Ketangguhan ini juga terlihat dari sisi ekonomi makro melalui indikator rata-rata pengeluaran wisatawan mancanegara per kunjungan (ASPA). Pada Triwulan I 2026, ASPA menyentuh angka 1.345,61 dolar AS atau setara dengan Rp22,87 juta per wisatawan.
Angka pengeluaran tersebut menandai pertumbuhan signifikan sebesar 5,36 persen dibandingkan tahun sebelumnya. Kenaikan ini menunjukkan bahwa Indonesia mulai berhasil menarik wisatawan yang lebih berkualitas dengan daya beli yang lebih tinggi selama masa kunjungan mereka.
Menteri Widiyanti menegaskan bahwa pemerintah tidak hanya mengejar kuantitas jumlah orang, tetapi juga kualitas dampak yang dihasilkan. “Kementerian Pariwisata akan terus mengupayakan pengembangan produk dan paket wisata yang tepat untuk mengembangkan pariwisata berkualitas,” tambahnya dalam sesi penjelasan kepada media.
Di sisi lain, pergerakan wisatawan nusantara menjadi motor penggerak utama ekonomi domestik dengan mencatatkan 126,34 juta perjalanan pada Maret 2026. Angka ini naik tajam sebesar 42,10 persen berkat momentum libur panjang hari raya Nyepi dan Idulfitri.
Kondisi tersebut memperkuat posisi devisa pariwisata Indonesia yang tetap positif di tengah pertumbuhan ekonomi nasional sebesar 5,61 persen. Pariwisata sendiri memberikan kontribusi solid pada angka pertumbuhan tersebut, yakni pada kisaran 4,01 hingga 5,00 persen sesuai estimasi sementara.
Capaian positif ini didorong oleh pertumbuhan lapangan usaha akomodasi serta makan dan minum yang tumbuh 13,14 persen. Sektor transportasi dan pergudangan juga menyumbang kontribusi besar senilai Rp378,3 triliun bagi perekonomian nasional di awal tahun ini.
Kementerian Pariwisata juga bergerak cepat menanggapi dinamika lapangan, termasuk koordinasi dengan kementerian lain untuk memitigasi isu travel advisory.
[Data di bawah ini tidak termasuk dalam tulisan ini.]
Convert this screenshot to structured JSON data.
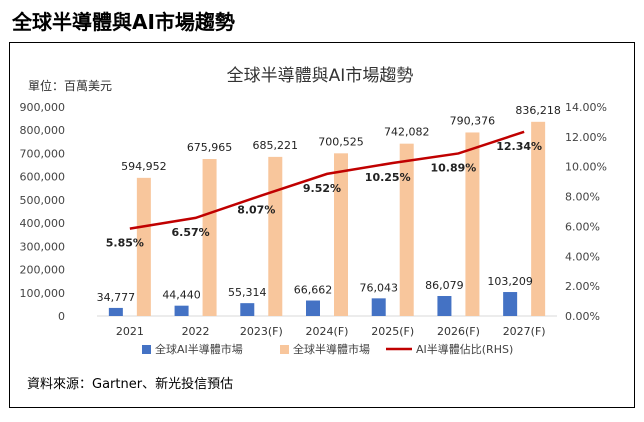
{
  "page": {
    "heading": "全球半導體與AI市場趨勢"
  },
  "chart_data": {
    "type": "bar",
    "title": "全球半導體與AI市場趨勢",
    "unit_label": "單位：百萬美元",
    "categories": [
      "2021",
      "2022",
      "2023(F)",
      "2024(F)",
      "2025(F)",
      "2026(F)",
      "2027(F)"
    ],
    "series": [
      {
        "name": "全球AI半導體市場",
        "type": "bar",
        "color": "#4472c4",
        "values": [
          34777,
          44440,
          55314,
          66662,
          76043,
          86079,
          103209
        ],
        "labels": [
          "34,777",
          "44,440",
          "55,314",
          "66,662",
          "76,043",
          "86,079",
          "103,209"
        ]
      },
      {
        "name": "全球半導體市場",
        "type": "bar",
        "color": "#f8c69c",
        "values": [
          594952,
          675965,
          685221,
          700525,
          742082,
          790376,
          836218
        ],
        "labels": [
          "594,952",
          "675,965",
          "685,221",
          "700,525",
          "742,082",
          "790,376",
          "836,218"
        ]
      },
      {
        "name": "AI半導體佔比(RHS)",
        "type": "line",
        "axis": "right",
        "color": "#c00000",
        "values": [
          5.85,
          6.57,
          8.07,
          9.52,
          10.25,
          10.89,
          12.34
        ],
        "labels": [
          "5.85%",
          "6.57%",
          "8.07%",
          "9.52%",
          "10.25%",
          "10.89%",
          "12.34%"
        ]
      }
    ],
    "ylim": [
      0,
      900000
    ],
    "y2lim": [
      0,
      14
    ],
    "left_ticks": [
      "0",
      "100,000",
      "200,000",
      "300,000",
      "400,000",
      "500,000",
      "600,000",
      "700,000",
      "800,000",
      "900,000"
    ],
    "right_ticks": [
      "0.00%",
      "2.00%",
      "4.00%",
      "6.00%",
      "8.00%",
      "10.00%",
      "12.00%",
      "14.00%"
    ],
    "grid": false,
    "legend_position": "bottom",
    "source": "資料來源：Gartner、新光投信預估"
  }
}
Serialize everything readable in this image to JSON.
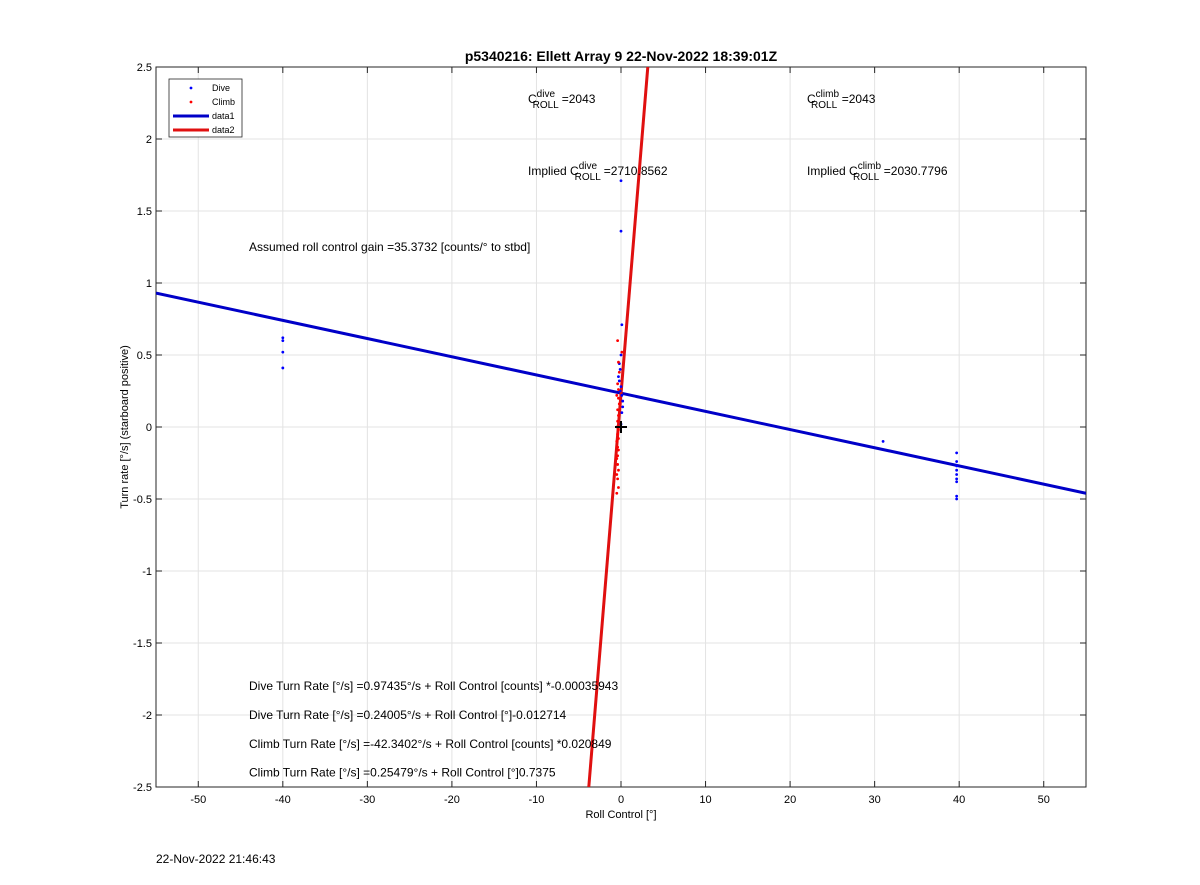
{
  "chart_data": {
    "type": "scatter",
    "title": "p5340216: Ellett Array 9 22-Nov-2022 18:39:01Z",
    "xlabel": "Roll Control [°]",
    "ylabel": "Turn rate [°/s] (starboard positive)",
    "xlim": [
      -55,
      55
    ],
    "ylim": [
      -2.5,
      2.5
    ],
    "xticks": [
      -50,
      -40,
      -30,
      -20,
      -10,
      0,
      10,
      20,
      30,
      40,
      50
    ],
    "xtick_labels": [
      "-50",
      "-40",
      "-30",
      "-20",
      "-10",
      "0",
      "10",
      "20",
      "30",
      "40",
      "50"
    ],
    "yticks": [
      -2.5,
      -2,
      -1.5,
      -1,
      -0.5,
      0,
      0.5,
      1,
      1.5,
      2,
      2.5
    ],
    "ytick_labels": [
      "-2.5",
      "-2",
      "-1.5",
      "-1",
      "-0.5",
      "0",
      "0.5",
      "1",
      "1.5",
      "2",
      "2.5"
    ],
    "grid": true,
    "legend_position": "top-left",
    "series": [
      {
        "name": "Dive",
        "kind": "points",
        "color": "#0000ff",
        "points": [
          [
            -40,
            0.62
          ],
          [
            -40,
            0.6
          ],
          [
            -40,
            0.52
          ],
          [
            -40,
            0.41
          ],
          [
            0,
            1.71
          ],
          [
            0,
            1.36
          ],
          [
            0.1,
            0.71
          ],
          [
            0,
            0.5
          ],
          [
            -0.2,
            0.44
          ],
          [
            -0.1,
            0.4
          ],
          [
            -0.3,
            0.35
          ],
          [
            -0.2,
            0.32
          ],
          [
            0,
            0.28
          ],
          [
            -0.1,
            0.25
          ],
          [
            0.1,
            0.22
          ],
          [
            0.2,
            0.18
          ],
          [
            0.2,
            0.14
          ],
          [
            0.1,
            0.1
          ],
          [
            0,
            0.02
          ],
          [
            31,
            -0.1
          ],
          [
            39.7,
            -0.18
          ],
          [
            39.7,
            -0.24
          ],
          [
            39.7,
            -0.27
          ],
          [
            39.7,
            -0.3
          ],
          [
            39.7,
            -0.33
          ],
          [
            39.7,
            -0.36
          ],
          [
            39.7,
            -0.38
          ],
          [
            39.7,
            -0.48
          ],
          [
            39.7,
            -0.5
          ]
        ]
      },
      {
        "name": "Climb",
        "kind": "points",
        "color": "#ff0000",
        "points": [
          [
            -0.4,
            0.6
          ],
          [
            0.1,
            0.52
          ],
          [
            -0.3,
            0.45
          ],
          [
            -0.2,
            0.38
          ],
          [
            -0.4,
            0.3
          ],
          [
            -0.3,
            0.26
          ],
          [
            -0.5,
            0.22
          ],
          [
            -0.3,
            0.2
          ],
          [
            -0.2,
            0.16
          ],
          [
            -0.4,
            0.12
          ],
          [
            -0.3,
            0.08
          ],
          [
            -0.4,
            0.04
          ],
          [
            -0.5,
            0.0
          ],
          [
            -0.3,
            -0.02
          ],
          [
            -0.4,
            -0.05
          ],
          [
            -0.3,
            -0.08
          ],
          [
            -0.5,
            -0.1
          ],
          [
            -0.4,
            -0.14
          ],
          [
            -0.3,
            -0.16
          ],
          [
            -0.4,
            -0.2
          ],
          [
            -0.5,
            -0.22
          ],
          [
            -0.4,
            -0.26
          ],
          [
            -0.3,
            -0.3
          ],
          [
            -0.5,
            -0.33
          ],
          [
            -0.4,
            -0.36
          ],
          [
            -0.3,
            -0.42
          ],
          [
            -0.5,
            -0.46
          ]
        ]
      },
      {
        "name": "data1",
        "kind": "line",
        "color": "#0000c8",
        "points": [
          [
            -55,
            0.93
          ],
          [
            55,
            -0.46
          ]
        ]
      },
      {
        "name": "data2",
        "kind": "line",
        "color": "#e01010",
        "points": [
          [
            -3.81,
            -2.5
          ],
          [
            3.17,
            2.5
          ]
        ]
      }
    ],
    "marker": {
      "x": 0,
      "y": 0,
      "symbol": "+"
    },
    "annotations": {
      "c_dive": {
        "base": "C",
        "sup": "dive",
        "sub": "ROLL",
        "value": "=2043",
        "x": -11,
        "y": 2.25
      },
      "c_climb": {
        "base": "C",
        "sup": "climb",
        "sub": "ROLL",
        "value": "=2043",
        "x": 22,
        "y": 2.25
      },
      "implied_dive": {
        "prefix": "Implied ",
        "base": "C",
        "sup": "dive",
        "sub": "ROLL",
        "value": "=2710.8562",
        "x": -11,
        "y": 1.75
      },
      "implied_climb": {
        "prefix": "Implied ",
        "base": "C",
        "sup": "climb",
        "sub": "ROLL",
        "value": "=2030.7796",
        "x": 22,
        "y": 1.75
      },
      "gain": {
        "text": "Assumed roll control gain =35.3732 [counts/° to stbd]",
        "x": -44,
        "y": 1.25
      },
      "eq1": {
        "text": "Dive Turn Rate [°/s] =0.97435°/s + Roll Control [counts] *-0.00035943",
        "x": -44,
        "y": -1.8
      },
      "eq2": {
        "text": "Dive Turn Rate [°/s] =0.24005°/s + Roll Control [°]-0.012714",
        "x": -44,
        "y": -2.0
      },
      "eq3": {
        "text": "Climb Turn Rate [°/s] =-42.3402°/s + Roll Control [counts] *0.020849",
        "x": -44,
        "y": -2.2
      },
      "eq4": {
        "text": "Climb Turn Rate [°/s] =0.25479°/s + Roll Control [°]0.7375",
        "x": -44,
        "y": -2.4
      }
    }
  },
  "footer_timestamp": "22-Nov-2022 21:46:43"
}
Salah satunya adalah upaya klarifikasi dan penanganan terhadap imbauan perjalanan yang sempat diterbitkan oleh Kedutaan Besar Republik Korea untuk wilayah Bali.
Melalui penguatan tata kelola keamanan dan integrasi data tamu secara digital, pemerintah memastikan Bali tetap menjadi destinasi yang aman bagi dunia. Kolaborasi lintas sektor diperketat guna menjaga kepercayaan internasional terhadap standar keamanan dan kenyamanan di seluruh destinasi unggulan.
Menteri Widiyanti menutup paparannya dengan optimisme tinggi bahwa kuatnya industri pariwisata saat ini merupakan refleksi dari kepercayaan global terhadap Indonesia. Ia meyakini bahwa sinergi antara pemerintah dan pelaku industri akan terus menjaga momentum pertumbuhan ini hingga akhir tahun.